By Jonathan Gould
FRANKFURT (Reuters) - A woman protesting against the European Central Bank leapt onto a desk in front of ECB President Mario Draghi on Wednesday as he spoke at a news conference, disrupting the usually sombre event before she was carried away.
"End the ECB dictatorship," she shouted, throwing confetti and sheets of paper at Draghi as she stood above him. Her T-shirt bore a similar message, spelling it "Dick-tatorship".
On a sheet of paper she left behind criticising "this illegitimate institution", she wrote: "A press conference is not enough to call it democracy ... The ECB's debt is not yet paid."
A startled Draghi held up his hands as the woman showered him with the confetti.

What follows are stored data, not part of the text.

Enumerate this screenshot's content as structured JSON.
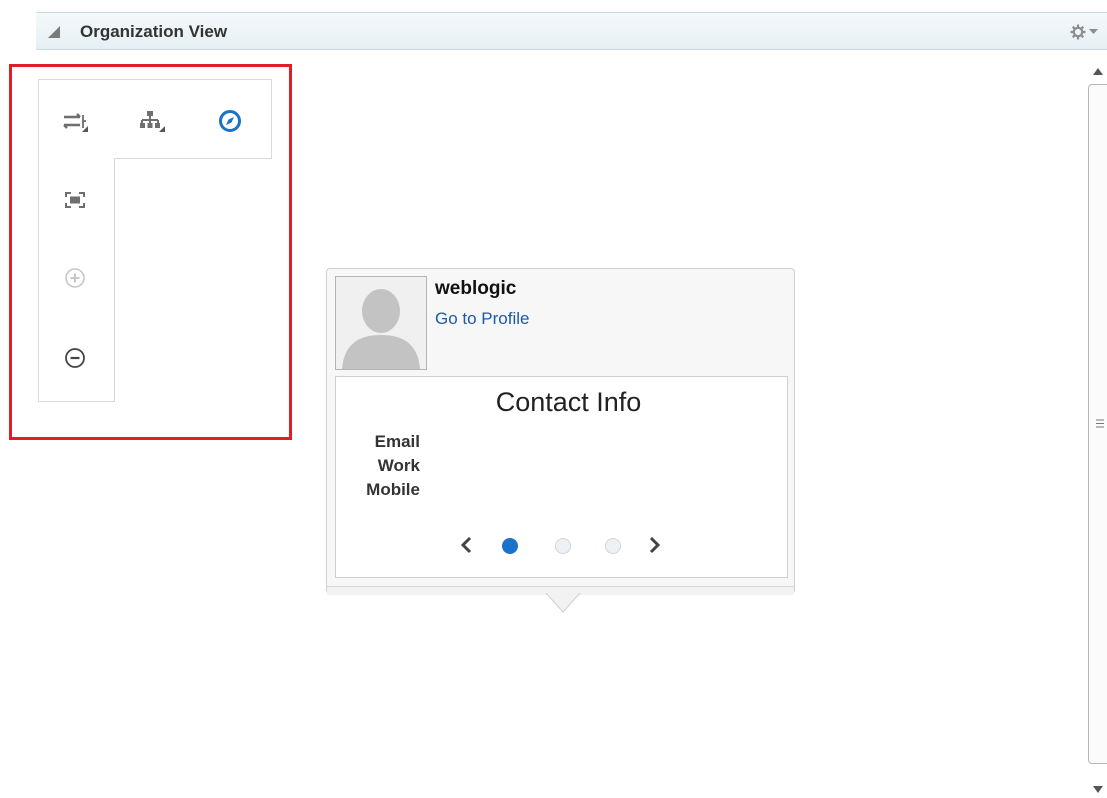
{
  "panel": {
    "title": "Organization View"
  },
  "icons": {
    "collapse": "collapse-triangle-icon",
    "settings": "gear-icon",
    "menu": "dropdown-arrow-icon"
  },
  "toolbar": {
    "tools": [
      {
        "name": "change-layout-icon"
      },
      {
        "name": "hierarchy-icon"
      },
      {
        "name": "compass-icon"
      },
      {
        "name": "fit-to-view-icon"
      },
      {
        "name": "zoom-in-icon"
      },
      {
        "name": "zoom-out-icon"
      }
    ]
  },
  "card": {
    "name": "weblogic",
    "profile_link": "Go to Profile",
    "contact": {
      "title": "Contact Info",
      "labels": [
        "Email",
        "Work",
        "Mobile"
      ]
    },
    "pager": {
      "pages": 3,
      "current": 1
    }
  },
  "colors": {
    "highlight": "#e01e26",
    "accent": "#1a72c9",
    "link": "#1a5aa8"
  }
}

After the brief interruption, he returned to the podium to continue the news conference.
The woman flashed a V for victory sign and smiled as two men in grey suits bundled her away holding her arms and legs.
A women's rights group calling itself FEMEN international claimed responsibility for the protest on Twitter. German police said they had detained a 21-year-old woman from Hamburg.
In a statement, the ECB said the activist had registered as a journalist and had gone through security checks before she entered the building.
The ECB has been at pains to distance itself from politics in Europe but many distrust the influential institution. Recent violent protests in Frankfurt have targeted the ECB for the spending cuts demanded in Greece and elsewhere.